Usually flowering even before the snowdrop, the aconite is a tiny spring gem. Aconites do not grow from bulbs, but tubers, and form charming little clumps, unassuming and so small that if they were to flower later in the year they would pass unnoticed. This early in the year, however, the golden yellow of their blooms is extremely welcome. Not unlike buttercups, the cup-shaped flowers are about 2.5cm across and have almost no stalk. Below each bloom is a leaf-like bract which looks rather like a choirboy's collar. Aconites are usually happiest growing in leaf litter under trees and shrubs, which is coincidentally the same kind of habitat enjoyed by snowdrops, and they are of course completely hardy.
The Highlands, where I live , is a gloriously lovely region in all weathers. Around Hogmanay, though, days of freezing fog resulted in a hoar-frosted landscape of unbearable beauty. A friend emailed, saying: "I almost crashed the car in awe of the frosted views," and I completely understood. This cold weather is good news for gardeners, as prolonged cold kills many pests that over-winter in the upper surfaces of the soil or in the crevices of stems and bark. Frost also, of course, breaks down heavy clay soils that have been exposed by autumn digging, making cultivation in the year to come a great deal easier.
Even while the earth is frozen and seemingly dead, life is stirring and under the ground bulbs are putting out shoots, living on the stores they put away last summer. I always keep an eye out for those shoots and every year they get earlier. I spotted the first daffodil tips poking up through the frosty ground recently. It was a heartening sight, making that firm, unbreakable promise that spring will come, however unlikely that might have seemed in the midwinter gloom and cold.
But don't forget that a long period of sub-zero temperatures is very bad news for wildlife, especially small birds, so please keep bird-feeders and water dishes stocked up at all times.

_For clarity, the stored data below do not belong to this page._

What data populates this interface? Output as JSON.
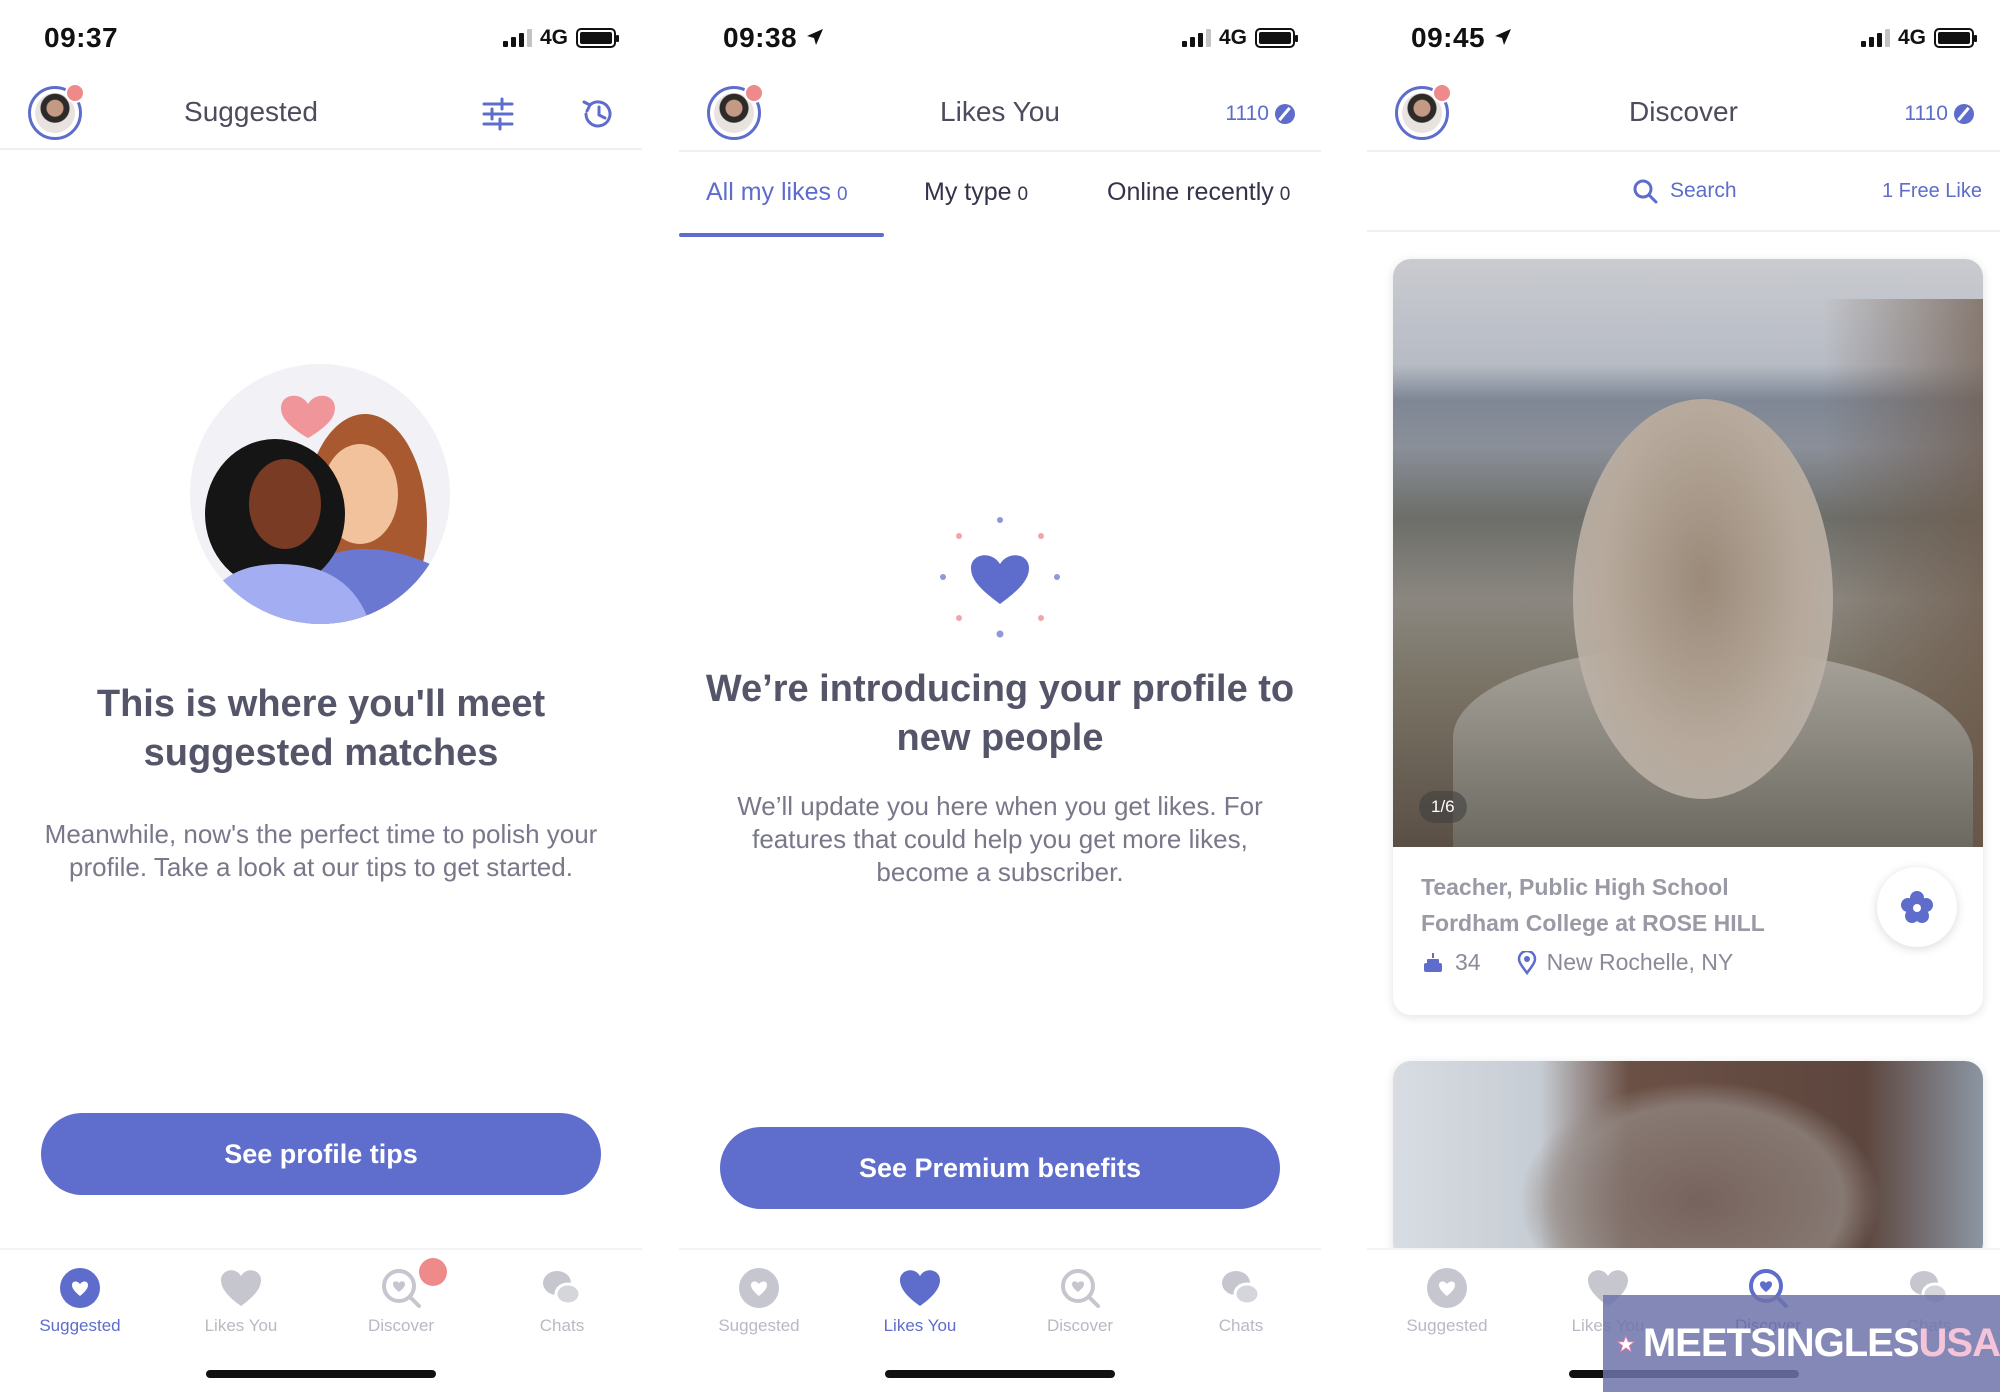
{
  "phones": [
    {
      "status": {
        "time": "09:37",
        "network": "4G"
      },
      "header": {
        "title": "Suggested"
      },
      "heading": "This is where you'll meet suggested matches",
      "body": "Meanwhile, now's the perfect time to polish your profile. Take a look at our tips to get started.",
      "cta": "See profile tips"
    },
    {
      "status": {
        "time": "09:38",
        "network": "4G"
      },
      "header": {
        "title": "Likes You",
        "count": "1110"
      },
      "tabs": [
        {
          "label": "All my likes",
          "count": "0"
        },
        {
          "label": "My type",
          "count": "0"
        },
        {
          "label": "Online recently",
          "count": "0"
        }
      ],
      "heading": "We’re introducing your profile to new people",
      "body": "We’ll update you here when you get likes. For features that could help you get more likes, become a subscriber.",
      "cta": "See Premium benefits"
    },
    {
      "status": {
        "time": "09:45",
        "network": "4G"
      },
      "header": {
        "title": "Discover",
        "count": "1110"
      },
      "search": {
        "label": "Search",
        "free_like": "1 Free Like"
      },
      "card": {
        "photo_counter": "1/6",
        "job": "Teacher, Public High School",
        "school": "Fordham College at ROSE HILL",
        "age": "34",
        "location": "New Rochelle, NY"
      }
    }
  ],
  "tabbar": {
    "suggested": "Suggested",
    "likes_you": "Likes You",
    "discover": "Discover",
    "chats": "Chats"
  },
  "watermark": {
    "text_main": "MEETSINGLES",
    "text_accent": "USA"
  },
  "colors": {
    "accent": "#5e6ccb",
    "notification": "#ef8a8a",
    "inactive": "#b9b9c4"
  }
}
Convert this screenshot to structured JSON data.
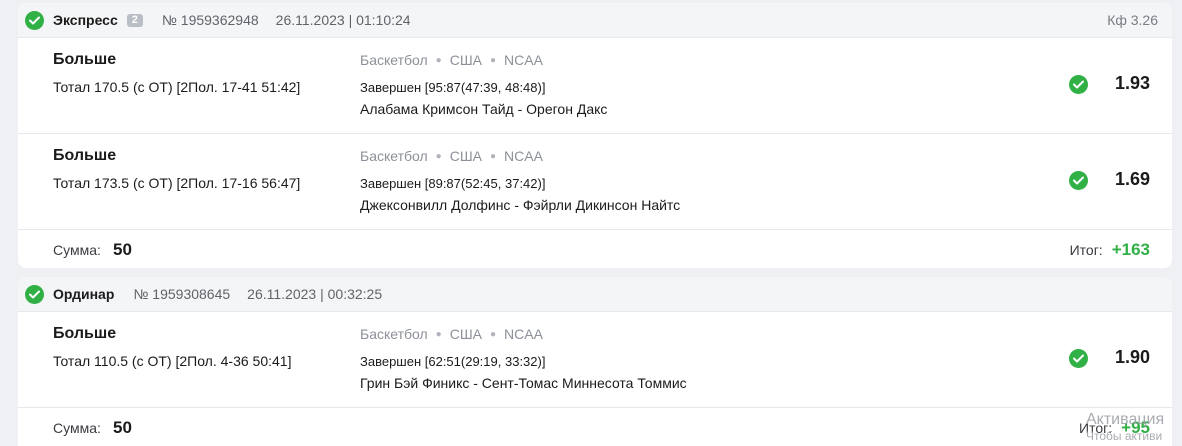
{
  "colors": {
    "win": "#31b046",
    "badge": "#b9bdc6",
    "background": "#eef0f3"
  },
  "bets": [
    {
      "type": "Экспресс",
      "count": "2",
      "number": "№ 1959362948",
      "datetime": "26.11.2023 | 01:10:24",
      "kf": "Кф 3.26",
      "events": [
        {
          "market": "Больше",
          "outcome": "Тотал 170.5 (с ОТ) [2Пол. 17-41 51:42]",
          "sport": "Баскетбол",
          "country": "США",
          "league": "NCAA",
          "status": "Завершен [95:87(47:39, 48:48)]",
          "teams": "Алабама Кримсон Тайд - Орегон Дакс",
          "odd": "1.93"
        },
        {
          "market": "Больше",
          "outcome": "Тотал 173.5 (с ОТ) [2Пол. 17-16 56:47]",
          "sport": "Баскетбол",
          "country": "США",
          "league": "NCAA",
          "status": "Завершен [89:87(52:45, 37:42)]",
          "teams": "Джексонвилл Долфинс - Фэйрли Дикинсон Найтс",
          "odd": "1.69"
        }
      ],
      "sum_label": "Сумма:",
      "sum": "50",
      "itog_label": "Итог:",
      "itog": "+163"
    },
    {
      "type": "Ординар",
      "number": "№ 1959308645",
      "datetime": "26.11.2023 | 00:32:25",
      "events": [
        {
          "market": "Больше",
          "outcome": "Тотал 110.5 (с ОТ) [2Пол. 4-36 50:41]",
          "sport": "Баскетбол",
          "country": "США",
          "league": "NCAA",
          "status": "Завершен [62:51(29:19, 33:32)]",
          "teams": "Грин Бэй Финикс - Сент-Томас Миннесота Томмис",
          "odd": "1.90"
        }
      ],
      "sum_label": "Сумма:",
      "sum": "50",
      "itog_label": "Итог:",
      "itog": "+95"
    }
  ],
  "watermark": {
    "line1": "Активация",
    "line2": "Чтобы активи"
  },
  "icons": {
    "status": "check-circle-icon"
  }
}
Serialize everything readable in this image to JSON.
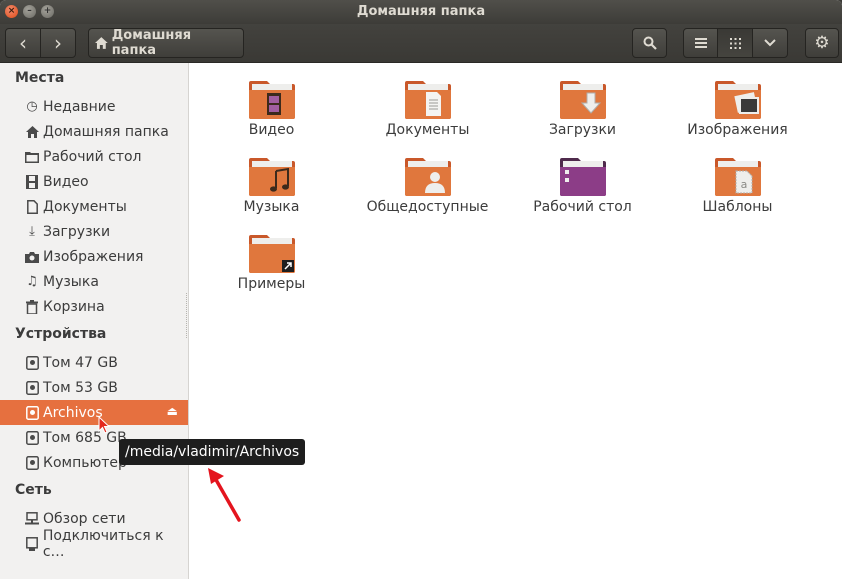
{
  "window": {
    "title": "Домашняя папка"
  },
  "toolbar": {
    "back": "‹",
    "forward": "›",
    "crumb_label": "Домашняя папка"
  },
  "sidebar": {
    "places_heading": "Места",
    "places": [
      {
        "label": "Недавние",
        "icon": "clock-icon"
      },
      {
        "label": "Домашняя папка",
        "icon": "home-icon"
      },
      {
        "label": "Рабочий стол",
        "icon": "folder-icon"
      },
      {
        "label": "Видео",
        "icon": "film-icon"
      },
      {
        "label": "Документы",
        "icon": "document-icon"
      },
      {
        "label": "Загрузки",
        "icon": "download-icon"
      },
      {
        "label": "Изображения",
        "icon": "camera-icon"
      },
      {
        "label": "Музыка",
        "icon": "music-icon"
      },
      {
        "label": "Корзина",
        "icon": "trash-icon"
      }
    ],
    "devices_heading": "Устройства",
    "devices": [
      {
        "label": "Том 47 GB",
        "icon": "drive-icon"
      },
      {
        "label": "Том 53 GB",
        "icon": "drive-icon"
      },
      {
        "label": "Archivos",
        "icon": "drive-icon",
        "selected": true
      },
      {
        "label": "Том 685 GB",
        "icon": "drive-icon"
      },
      {
        "label": "Компьютер",
        "icon": "drive-icon"
      }
    ],
    "network_heading": "Сеть",
    "network": [
      {
        "label": "Обзор сети",
        "icon": "network-icon"
      },
      {
        "label": "Подключиться к с…",
        "icon": "connect-icon"
      }
    ]
  },
  "files": [
    {
      "label": "Видео",
      "emblem": "film"
    },
    {
      "label": "Документы",
      "emblem": "doc"
    },
    {
      "label": "Загрузки",
      "emblem": "down"
    },
    {
      "label": "Изображения",
      "emblem": "pics"
    },
    {
      "label": "Музыка",
      "emblem": "music"
    },
    {
      "label": "Общедоступные",
      "emblem": "person"
    },
    {
      "label": "Рабочий стол",
      "emblem": "desktop"
    },
    {
      "label": "Шаблоны",
      "emblem": "template"
    },
    {
      "label": "Примеры",
      "emblem": "link"
    }
  ],
  "tooltip": {
    "text": "/media/vladimir/Archivos"
  },
  "colors": {
    "accent": "#e6703f",
    "folder": "#e0773d",
    "tooltip_bg": "#1e1e1e"
  }
}
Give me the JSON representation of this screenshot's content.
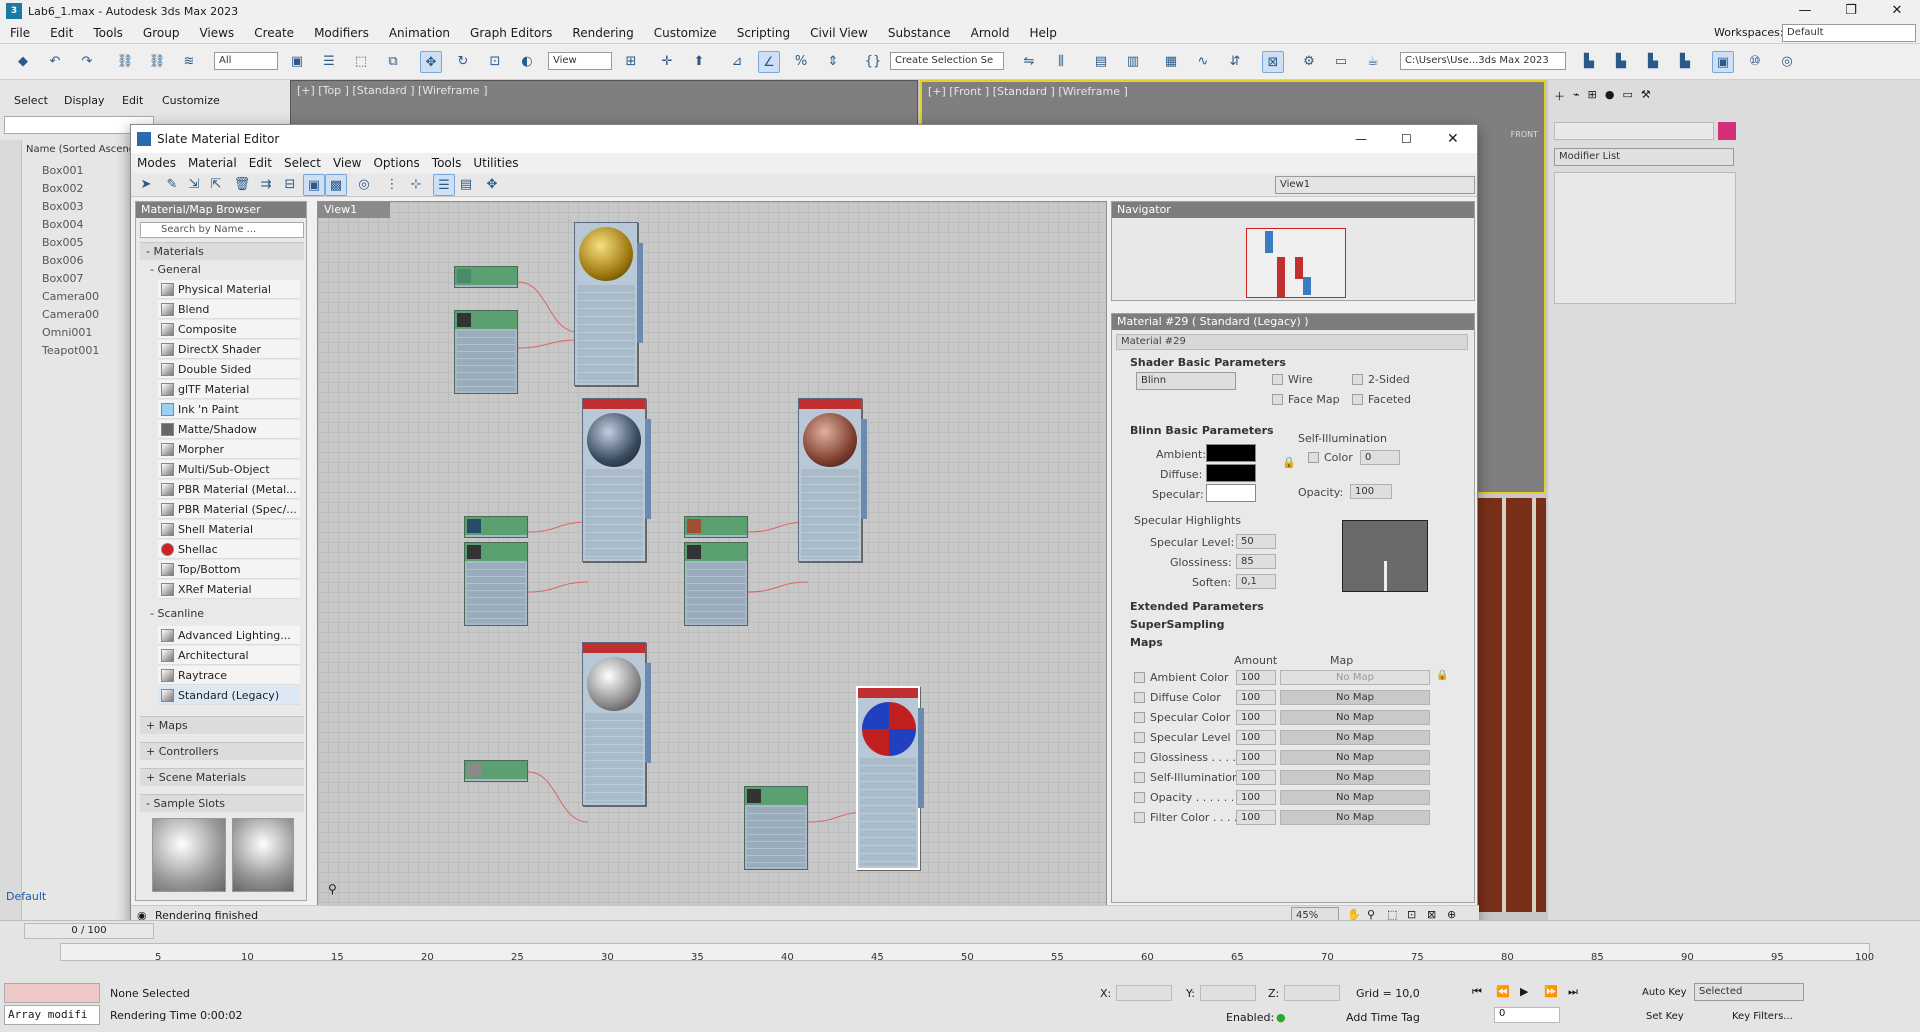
{
  "window": {
    "title": "Lab6_1.max - Autodesk 3ds Max 2023"
  },
  "menu": [
    "File",
    "Edit",
    "Tools",
    "Group",
    "Views",
    "Create",
    "Modifiers",
    "Animation",
    "Graph Editors",
    "Rendering",
    "Customize",
    "Scripting",
    "Civil View",
    "Substance",
    "Arnold",
    "Help"
  ],
  "workspaces": {
    "label": "Workspaces:",
    "value": "Default"
  },
  "toolbar": {
    "filter": "All",
    "refcoord": "View",
    "selset": "Create Selection Se",
    "path": "C:\\Users\\Use...3ds Max 2023"
  },
  "scene_explorer": {
    "tabs": [
      "Select",
      "Display",
      "Edit",
      "Customize"
    ],
    "column": "Name (Sorted Ascend",
    "items": [
      "Box001",
      "Box002",
      "Box003",
      "Box004",
      "Box005",
      "Box006",
      "Box007",
      "Camera00",
      "Camera00",
      "Omni001",
      "Teapot001"
    ],
    "layer": "Default"
  },
  "viewports": {
    "top": "[+] [Top ] [Standard ] [Wireframe ]",
    "front": "[+] [Front ] [Standard ] [Wireframe ]",
    "cube": "FRONT"
  },
  "command_panel": {
    "modifier_list": "Modifier List"
  },
  "sme": {
    "title": "Slate Material Editor",
    "menu": [
      "Modes",
      "Material",
      "Edit",
      "Select",
      "View",
      "Options",
      "Tools",
      "Utilities"
    ],
    "view_select": "View1",
    "browser": {
      "title": "Material/Map Browser",
      "search": "Search by Name ...",
      "materials": "- Materials",
      "general": "- General",
      "general_items": [
        "Physical Material",
        "Blend",
        "Composite",
        "DirectX Shader",
        "Double Sided",
        "glTF Material",
        "Ink 'n Paint",
        "Matte/Shadow",
        "Morpher",
        "Multi/Sub-Object",
        "PBR Material (Metal...",
        "PBR Material (Spec/...",
        "Shell Material",
        "Shellac",
        "Top/Bottom",
        "XRef Material"
      ],
      "scanline": "- Scanline",
      "scanline_items": [
        "Advanced Lighting...",
        "Architectural",
        "Raytrace",
        "Standard (Legacy)"
      ],
      "groups": [
        "+ Maps",
        "+ Controllers",
        "+ Scene Materials",
        "- Sample Slots"
      ]
    },
    "view_tab": "View1",
    "navigator": "Navigator",
    "param_title": "Material #29  ( Standard (Legacy) )",
    "material_name": "Material #29",
    "shader_rollout": "Shader Basic Parameters",
    "shader": "Blinn",
    "shader_checks": [
      "Wire",
      "2-Sided",
      "Face Map",
      "Faceted"
    ],
    "blinn_rollout": "Blinn Basic Parameters",
    "ambient": "Ambient:",
    "diffuse": "Diffuse:",
    "specular": "Specular:",
    "self_illum": "Self-Illumination",
    "color_label": "Color",
    "color_val": "0",
    "opacity_label": "Opacity:",
    "opacity_val": "100",
    "spec_hl": "Specular Highlights",
    "spec_level": {
      "label": "Specular Level:",
      "value": "50"
    },
    "gloss": {
      "label": "Glossiness:",
      "value": "85"
    },
    "soften": {
      "label": "Soften:",
      "value": "0,1"
    },
    "extended": "Extended Parameters",
    "supersampling": "SuperSampling",
    "maps": "Maps",
    "maps_amount": "Amount",
    "maps_map": "Map",
    "map_rows": [
      {
        "name": "Ambient Color",
        "amount": "100",
        "map": "No Map"
      },
      {
        "name": "Diffuse Color",
        "amount": "100",
        "map": "No Map"
      },
      {
        "name": "Specular Color",
        "amount": "100",
        "map": "No Map"
      },
      {
        "name": "Specular Level",
        "amount": "100",
        "map": "No Map"
      },
      {
        "name": "Glossiness . . . .",
        "amount": "100",
        "map": "No Map"
      },
      {
        "name": "Self-Illumination",
        "amount": "100",
        "map": "No Map"
      },
      {
        "name": "Opacity . . . . . .",
        "amount": "100",
        "map": "No Map"
      },
      {
        "name": "Filter Color . . . .",
        "amount": "100",
        "map": "No Map"
      }
    ],
    "status": "Rendering finished",
    "zoom": "45%"
  },
  "timeline": {
    "frame": "0 / 100",
    "ticks": [
      "5",
      "10",
      "15",
      "20",
      "25",
      "30",
      "35",
      "40",
      "45",
      "50",
      "55",
      "60",
      "65",
      "70",
      "75",
      "80",
      "85",
      "90",
      "95",
      "100"
    ]
  },
  "status": {
    "selection": "None Selected",
    "render_time": "Rendering Time  0:00:02",
    "script": "Array modifi",
    "x": "X:",
    "y": "Y:",
    "z": "Z:",
    "grid": "Grid = 10,0",
    "enabled": "Enabled:",
    "add_time_tag": "Add Time Tag",
    "auto_key": "Auto Key",
    "selected": "Selected",
    "set_key": "Set Key",
    "key_filters": "Key Filters...",
    "frame": "0"
  }
}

It's nearly a year since the death of Christopher Lloyd, who was unarguably one of the major figures of 20th-century British gardening. Known and respected by gardeners throughout the world, he may have lacked the instant recognition factor that television has conferred on people like Alan Titchmarsh, but those who are serious about gardening know that Lloyd was the writer for serious gardeners.
For 50 years, ever since The Mixed Border (1957), he wrote books and columns in his own voice, challenging convention where necessary, as he loathed the lazy and uninteresting.
He never stopped innovating, and his books are always inspiring. I heartily recommend any and all of them to you, but particularly his classic The Well-Tempered Garden (reissued by Phoenix, 2003), Colour For Adventurous Gardeners (BBC Books, 2004) and Christopher Lloyd's Garden Flowers (Weidenfeld & Nicolson, 2001).